I once made the decision while working in some start-up to choose WordPress for an advanced e-commerce, community-driven marketplace.
It was an awful decision
This is how I was feeling:
At the beginning, it was looking good - you have an amazing community, plugins for everything etc. But sooner than later I hit the wall - at it's root - WordPress is a blogging platform!
- Every piece of content technically is a
post
. - It's really hard to create advanced item relationships
- Functionalities are not consistent. Some functions work one way, while others that seems to be very similar work in a different way. Sometimes you need some weird hacks to achieve task that seem to be simple. It makes you read the docs very often to see how a function that you're using for the 1000th time is working. (However, to be honest, I need to say that the WordPress documentation is great!)
The WordPress community is doing a great job, but compared to any regular Framework there is one main difference - Frameworks are just frameworks - they're a set of tools and those tools are there to help you do your project. WordPress already is trying to be something that you might then change.
I'll never again use WordPress for anything that needs some organised, custom functionality.
I'm actually quite impressed with what people has created with wordpress - so if you want to, it is possible and good luck!
It however often feels like buying a truck and rebuilding it to be a house. There are better ways to build a house.
You can achieve the same frontend with Wordpress, but what you will not be able to achieve is the speed and scale - and most importantly, maintainability - of an application based on a more application-oriented architecture.
Wordpress is highly flexible, but it's also slow, and needs an awful lot of TLC to be able to operate at any kind of significant scale. Its design allows for very flexible runtime modification of behavior, but this is also a bit of a Pandora's Box, since it means that code can end up running all over the place for any given page, which makes maintenance a nightmare.
Wordpress is extremely good at being a CMS, but once you start to push it outside of those bounds, you get into trouble, and find yourself having to write your own more abstract framework that runs inside of the context of Wordpress to be able to fulfill your application's needs.

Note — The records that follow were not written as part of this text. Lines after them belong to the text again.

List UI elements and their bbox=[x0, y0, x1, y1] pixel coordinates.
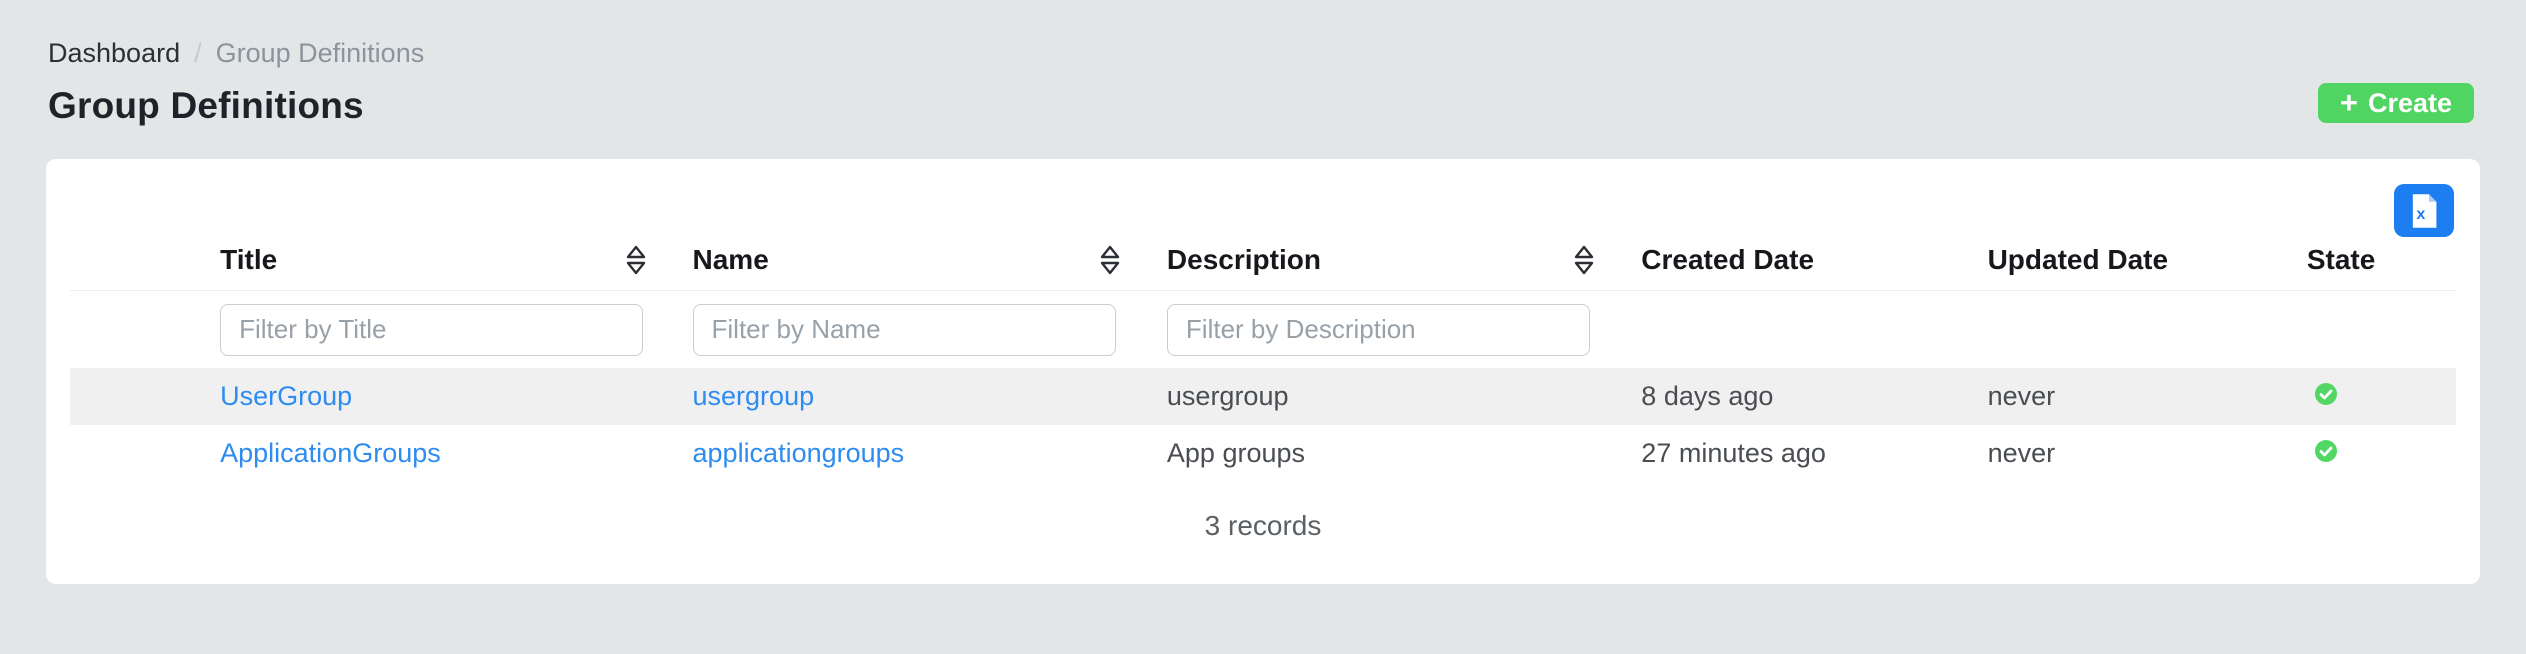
row-title-link[interactable]: ApplicationGroups bbox=[220, 438, 441, 468]
filter-cell-title bbox=[220, 290, 692, 368]
file-excel-icon: x bbox=[2409, 193, 2439, 229]
filter-cell-empty bbox=[70, 290, 220, 368]
group-definitions-table: Title Name bbox=[70, 159, 2456, 482]
column-header-name-label: Name bbox=[693, 244, 769, 276]
filter-cell-created bbox=[1641, 290, 1987, 368]
row-name-link[interactable]: applicationgroups bbox=[693, 438, 905, 468]
sort-icon[interactable] bbox=[1573, 244, 1595, 276]
table-row: ApplicationGroups applicationgroups App … bbox=[70, 425, 2456, 482]
records-count: 3 records bbox=[70, 482, 2456, 542]
page: Dashboard / Group Definitions Group Defi… bbox=[0, 0, 2526, 654]
filter-cell-updated bbox=[1988, 290, 2307, 368]
filter-cell-name bbox=[693, 290, 1167, 368]
row-description: usergroup bbox=[1167, 368, 1641, 425]
row-title-link[interactable]: UserGroup bbox=[220, 381, 352, 411]
column-header-title-label: Title bbox=[220, 244, 277, 276]
column-header-title[interactable]: Title bbox=[220, 159, 692, 290]
plus-icon: + bbox=[2340, 87, 2358, 118]
row-updated-date: never bbox=[1988, 425, 2307, 482]
sort-icon[interactable] bbox=[625, 244, 647, 276]
breadcrumb: Dashboard / Group Definitions bbox=[48, 38, 2474, 68]
column-header-name[interactable]: Name bbox=[693, 159, 1167, 290]
column-header-created-date: Created Date bbox=[1641, 159, 1987, 290]
filter-by-description-input[interactable] bbox=[1167, 304, 1590, 356]
row-name-link[interactable]: usergroup bbox=[693, 381, 815, 411]
table-header-row: Title Name bbox=[70, 159, 2456, 290]
filter-cell-description bbox=[1167, 290, 1641, 368]
group-definitions-card: x Title bbox=[46, 159, 2480, 584]
filter-by-name-input[interactable] bbox=[693, 304, 1116, 356]
breadcrumb-separator: / bbox=[194, 38, 202, 68]
sort-icon[interactable] bbox=[1099, 244, 1121, 276]
page-header: Dashboard / Group Definitions Group Defi… bbox=[0, 0, 2526, 128]
page-title: Group Definitions bbox=[48, 84, 2474, 128]
row-updated-date: never bbox=[1988, 368, 2307, 425]
state-active-check-icon bbox=[2315, 383, 2337, 405]
row-created-date: 8 days ago bbox=[1641, 368, 1987, 425]
create-button[interactable]: + Create bbox=[2318, 83, 2474, 123]
table-filter-row bbox=[70, 290, 2456, 368]
create-button-label: Create bbox=[2368, 88, 2452, 119]
column-header-updated-date: Updated Date bbox=[1988, 159, 2307, 290]
state-active-check-icon bbox=[2315, 440, 2337, 462]
column-header-description[interactable]: Description bbox=[1167, 159, 1641, 290]
export-excel-button[interactable]: x bbox=[2394, 184, 2454, 237]
table-row: UserGroup usergroup usergroup 8 days ago… bbox=[70, 368, 2456, 425]
row-description: App groups bbox=[1167, 425, 1641, 482]
column-header-empty bbox=[70, 159, 220, 290]
filter-cell-state bbox=[2307, 290, 2456, 368]
breadcrumb-current: Group Definitions bbox=[216, 38, 425, 68]
filter-by-title-input[interactable] bbox=[220, 304, 643, 356]
row-created-date: 27 minutes ago bbox=[1641, 425, 1987, 482]
svg-text:x: x bbox=[2416, 205, 2425, 223]
breadcrumb-dashboard-link[interactable]: Dashboard bbox=[48, 38, 180, 68]
column-header-description-label: Description bbox=[1167, 244, 1321, 276]
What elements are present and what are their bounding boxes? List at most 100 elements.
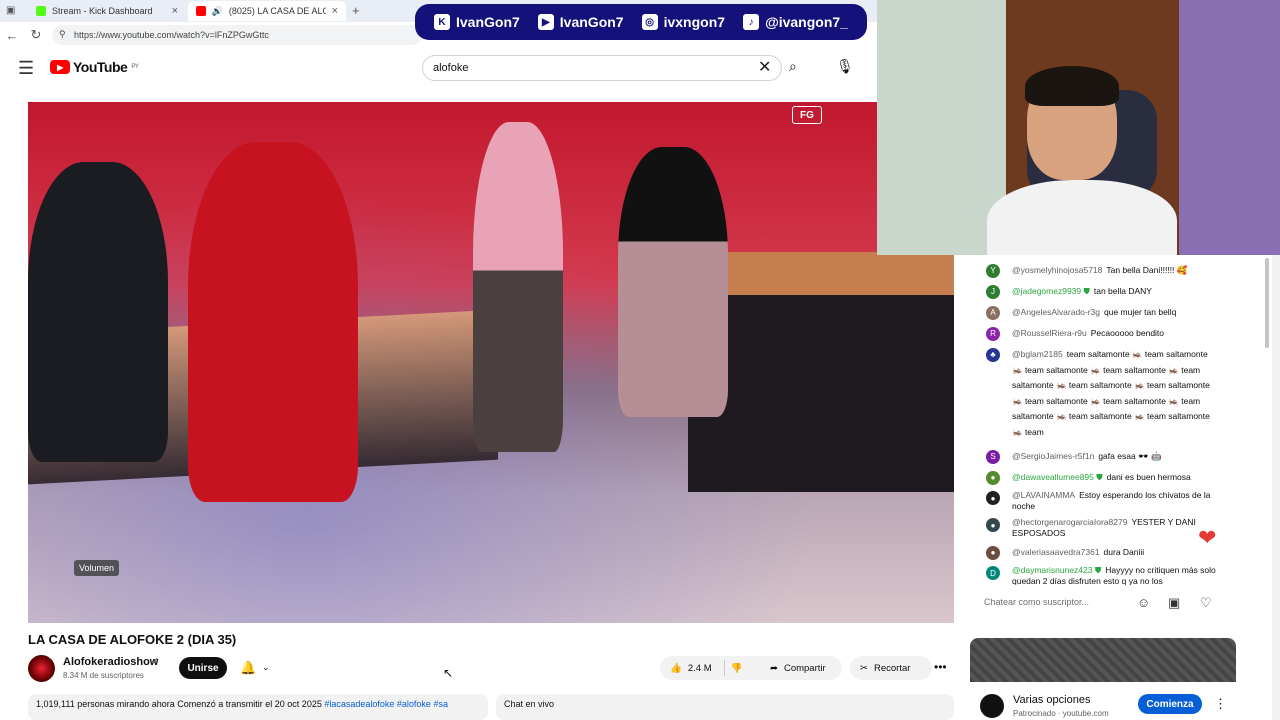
- avatar: R: [986, 327, 1000, 341]
- chat-message: D @daymarisnunez423 ⛊ Hayyyy no critiquen…: [986, 565, 1216, 585]
- channel-name[interactable]: Alofokeradioshow: [63, 656, 158, 668]
- avatar: D: [986, 566, 1000, 580]
- chat-scrollbar[interactable]: [1265, 258, 1269, 348]
- tiktok-icon: ♪: [743, 14, 760, 30]
- chat-author[interactable]: @AngelesAlvarado-r3g: [1012, 307, 1100, 317]
- handle-text: IvanGon7: [559, 14, 624, 30]
- handle-text: @ivangon7_: [765, 14, 848, 30]
- search-input[interactable]: alofoke: [422, 55, 782, 81]
- youtube-logo[interactable]: ▶ YouTube PY: [50, 59, 139, 75]
- ad-subtitle: Patrocinado · youtube.com: [1013, 709, 1109, 718]
- close-tab-icon[interactable]: ×: [172, 5, 178, 17]
- description-text: 1,019,111 personas mirando ahora Comenzó…: [36, 699, 322, 709]
- chat-text: team saltamonte 🦗 team saltamonte 🦗 team…: [1012, 349, 1210, 437]
- description-box[interactable]: 1,019,111 personas mirando ahora Comenzó…: [28, 694, 488, 720]
- new-tab-icon[interactable]: +: [352, 3, 360, 18]
- more-options-icon[interactable]: ⋮: [1214, 696, 1227, 712]
- chevron-down-icon[interactable]: ⌄: [262, 662, 270, 673]
- clear-search-icon[interactable]: ✕: [758, 57, 771, 77]
- chat-author[interactable]: @hectorgenarogarciaIora8279: [1012, 517, 1127, 527]
- chat-input[interactable]: Chatear como suscriptor...: [984, 591, 1124, 613]
- clip-button[interactable]: ✂ Recortar: [850, 656, 932, 680]
- audio-playing-icon[interactable]: 🔊: [212, 6, 223, 17]
- like-count[interactable]: 2.4 M: [688, 663, 712, 674]
- social-handle: K IvanGon7: [434, 14, 520, 30]
- bell-icon[interactable]: 🔔: [240, 660, 256, 676]
- chat-author[interactable]: @RousselRiera-r9u: [1012, 328, 1087, 338]
- handle-text: ivxngon7: [663, 14, 726, 30]
- streamer-shirt: [987, 180, 1177, 255]
- chat-author[interactable]: @yosmelyhinojosa5718: [1012, 265, 1102, 275]
- join-button[interactable]: Unirse: [179, 657, 227, 679]
- close-tab-icon[interactable]: ×: [332, 5, 338, 17]
- person-figure: [28, 162, 168, 462]
- microphone-icon[interactable]: 🎙: [836, 58, 854, 75]
- chat-author[interactable]: @LAVAINAMMA: [1012, 490, 1075, 500]
- chat-message: ● @valeriasaavedra7361 dura Daniii: [986, 545, 1216, 561]
- chat-text: Pecaooooo bendito: [1090, 328, 1165, 338]
- ad-title: Varias opciones: [1013, 694, 1091, 706]
- tab-kick-dashboard[interactable]: Stream - Kick Dashboard ×: [28, 1, 186, 21]
- search-icon[interactable]: ⌕: [789, 58, 797, 75]
- ad-image: [970, 638, 1236, 682]
- thumbs-up-icon[interactable]: 👍: [670, 663, 682, 674]
- ad-card[interactable]: Varias opciones Patrocinado · youtube.co…: [970, 638, 1236, 720]
- person-figure: [473, 122, 563, 452]
- instagram-icon: ◎: [641, 14, 658, 30]
- chat-author[interactable]: @daymarisnunez423 ⛊: [1012, 565, 1101, 575]
- channel-avatar[interactable]: [28, 655, 55, 682]
- kick-favicon-icon: [36, 6, 46, 16]
- chat-message: R @RousselRiera-r9u Pecaooooo bendito: [986, 326, 1216, 342]
- chat-author[interactable]: @bglam2185: [1012, 349, 1063, 359]
- ad-cta-button[interactable]: Comienza: [1138, 694, 1202, 714]
- back-icon[interactable]: ←: [0, 28, 24, 43]
- emoji-icon[interactable]: ☺: [1137, 595, 1150, 610]
- reload-icon[interactable]: ↻: [24, 27, 48, 43]
- heart-icon[interactable]: ♡: [1200, 595, 1212, 611]
- more-actions-icon[interactable]: •••: [934, 660, 947, 674]
- video-player[interactable]: FG Volumen: [28, 102, 954, 623]
- subscriber-count: 8.34 M de suscriptores: [63, 671, 144, 680]
- verified-badge-icon: ✔: [151, 656, 159, 666]
- video-title: LA CASA DE ALOFOKE 2 (DIA 35): [28, 632, 237, 647]
- streamer-figure: [987, 66, 1177, 255]
- chat-author[interactable]: @jadegomez9939 ⛊: [1012, 286, 1090, 296]
- search-value: alofoke: [433, 62, 469, 74]
- chat-author[interactable]: @dawaveallumee895 ⛊: [1012, 472, 1103, 482]
- youtube-play-icon: ▶: [50, 60, 70, 74]
- streamer-hair: [1025, 66, 1119, 106]
- share-button[interactable]: ➦ Compartir: [760, 656, 842, 680]
- clip-label: Recortar: [873, 662, 911, 674]
- chat-message: ● @hectorgenarogarciaIora8279 YESTER Y DA…: [986, 517, 1216, 539]
- chat-message: S @SergioJaimes-r5f1n gafa esaa 🕶️ 🤖: [986, 449, 1216, 465]
- youtube-icon: ▶: [537, 14, 554, 30]
- chat-message: A @AngelesAlvarado-r3g que mujer tan bell…: [986, 305, 1216, 321]
- youtube-header: ☰ ▶ YouTube PY alofoke ✕ ⌕ 🎙: [0, 48, 880, 88]
- page-scrollbar[interactable]: [1272, 255, 1280, 720]
- avatar: ♣: [986, 348, 1000, 362]
- share-label: Compartir: [783, 662, 826, 674]
- chat-text: Tan bella Dani!!!!!! 🥰: [1106, 265, 1188, 275]
- sidebar-toggle-icon[interactable]: ▣: [6, 5, 15, 16]
- live-chat-toggle[interactable]: Chat en vivo: [496, 694, 954, 720]
- url-field[interactable]: ⚲ https://www.youtube.com/watch?v=lFnZPG…: [52, 25, 422, 45]
- share-icon: ➦: [770, 662, 778, 674]
- chat-message: ● @LAVAINAMMA Estoy esperando los chivato…: [986, 490, 1216, 512]
- chat-author[interactable]: @SergioJaimes-r5f1n: [1012, 451, 1094, 461]
- tab-youtube[interactable]: 🔊 (8025) LA CASA DE ALOFOKE ×: [188, 1, 346, 21]
- thumbs-down-icon[interactable]: 👎: [731, 663, 743, 674]
- streamer-webcam: [877, 0, 1280, 255]
- wall-sign: FG: [792, 106, 822, 124]
- chat-text: gafa esaa 🕶️ 🤖: [1098, 451, 1162, 461]
- chat-author[interactable]: @valeriasaavedra7361: [1012, 547, 1100, 557]
- site-info-icon[interactable]: ⚲: [59, 29, 66, 40]
- person-figure: [618, 147, 728, 417]
- super-chat-icon[interactable]: ▣: [1168, 595, 1180, 611]
- chat-text: que mujer tan bellq: [1104, 307, 1177, 317]
- advertiser-logo: [980, 694, 1004, 718]
- divider: [723, 660, 725, 676]
- avatar: ●: [986, 491, 1000, 505]
- social-handle: ♪ @ivangon7_: [743, 14, 848, 30]
- hashtags[interactable]: #lacasadealofoke #alofoke #sa: [324, 699, 448, 709]
- hamburger-menu-icon[interactable]: ☰: [18, 58, 34, 79]
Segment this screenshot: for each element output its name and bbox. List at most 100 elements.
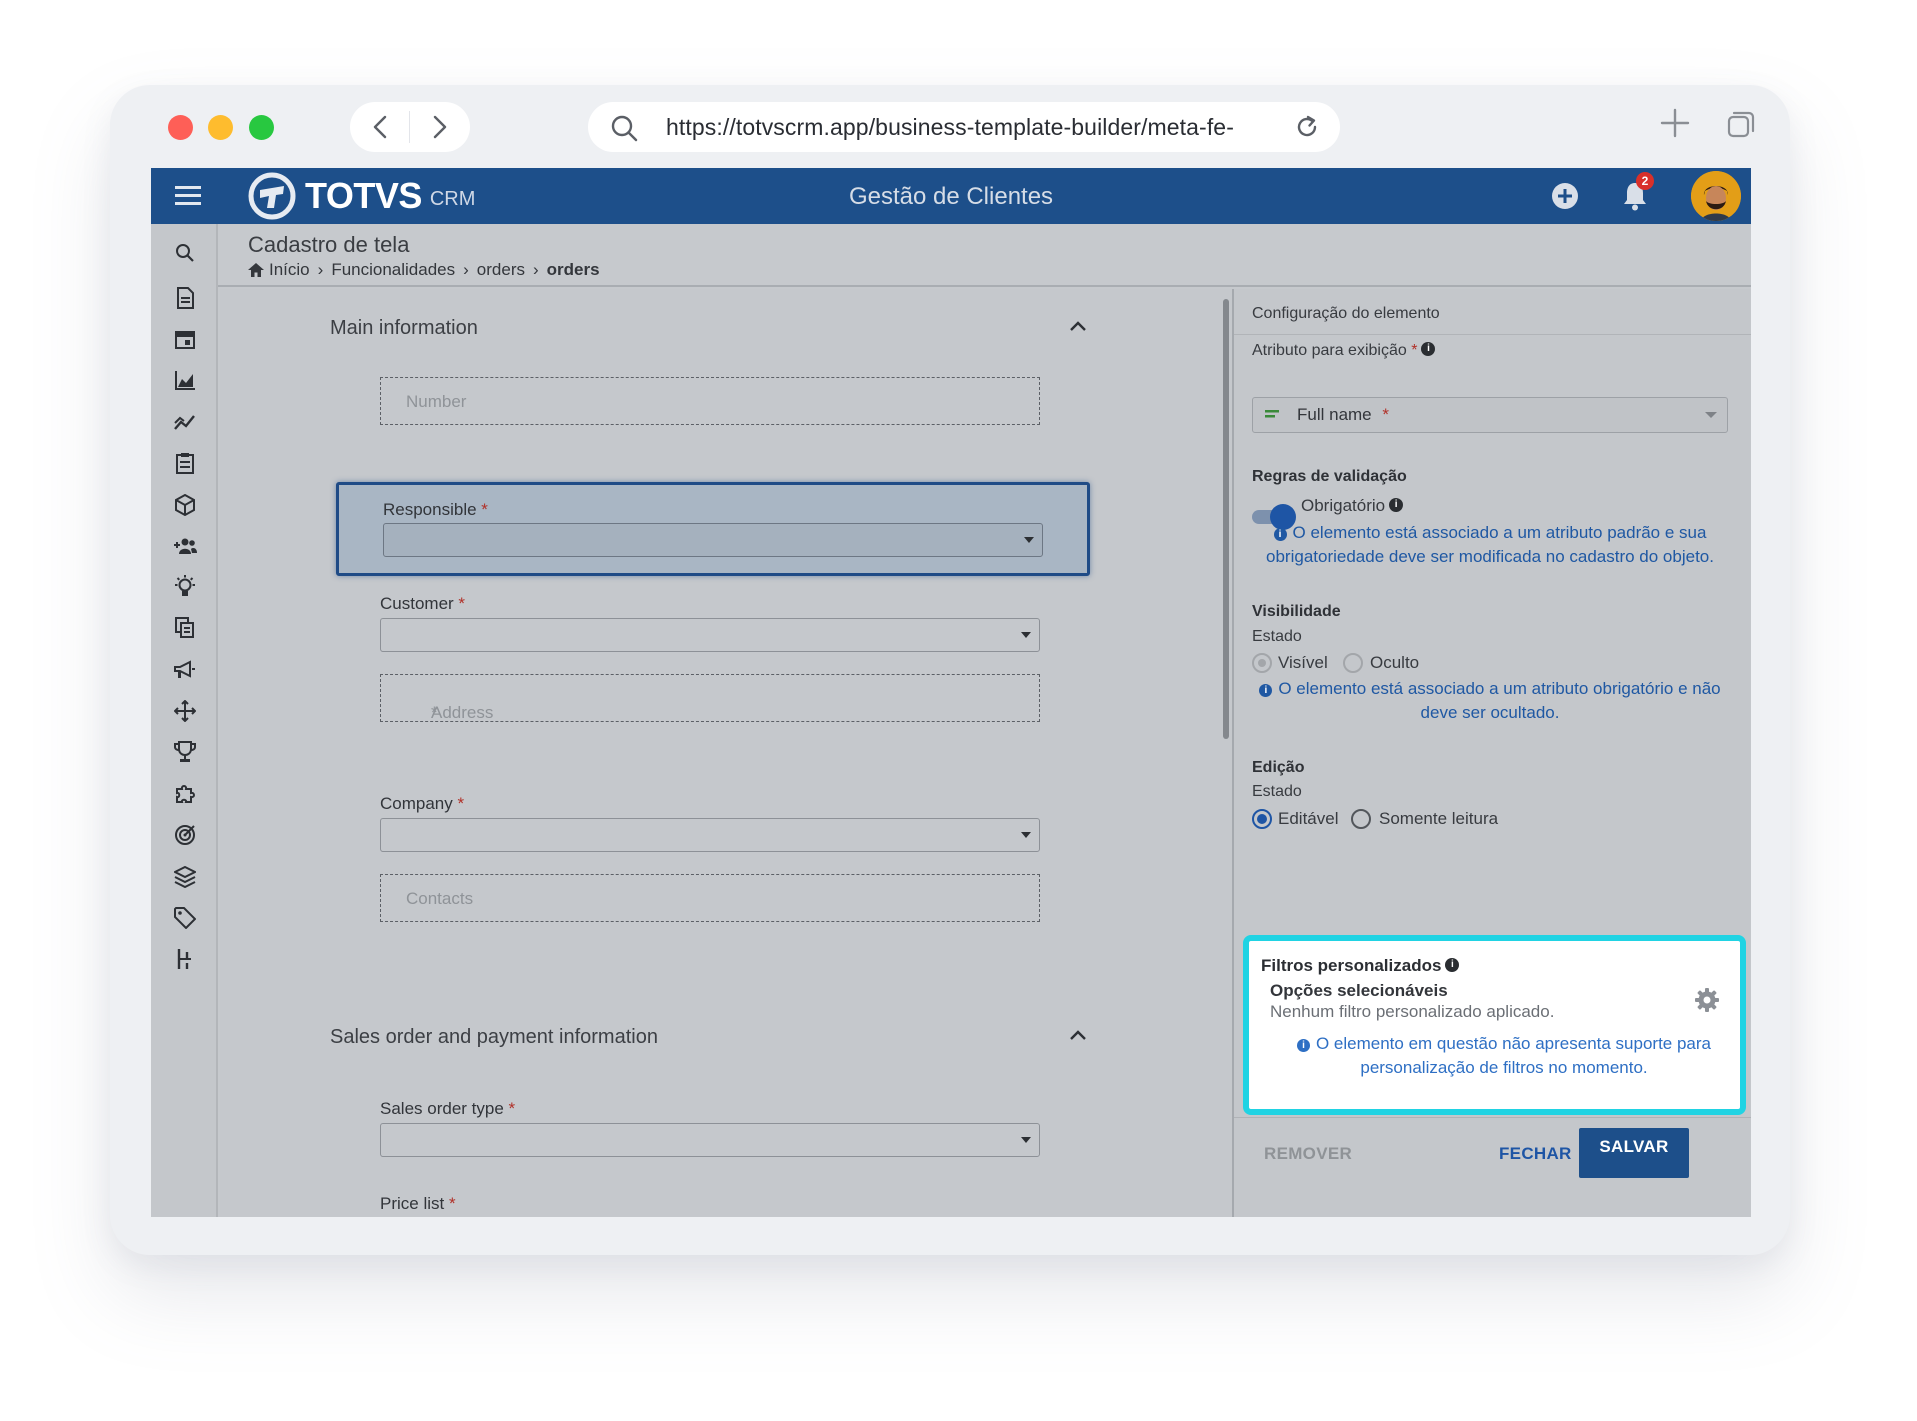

That said, if you have an application that you can build in the context of Wordpress, I'd say go for it! Wordpress can be a wonderful tool for building a proof-of-concept or MVP. If it gets you up and running, then it may be the right choice over writing a full application. However, just be aware that you're going to hit some brick walls as your product design matures and your audience grows, unless your application fits within a rather narrow set of design requirements, so long-term, you may find yourself having to move to a custom application.
Credentials: I've spent the last couple of years maintaining a Wordpress install that served over 25 million monthly uniques, and we had to get very clever to keep it running. We've since replaced it with a Rails application that serves pages somewhere on the order of 10x-30x faster, and is significantly more extensible as an application, allowing us to start exploring application potential that we really couldn't get with Wordpress.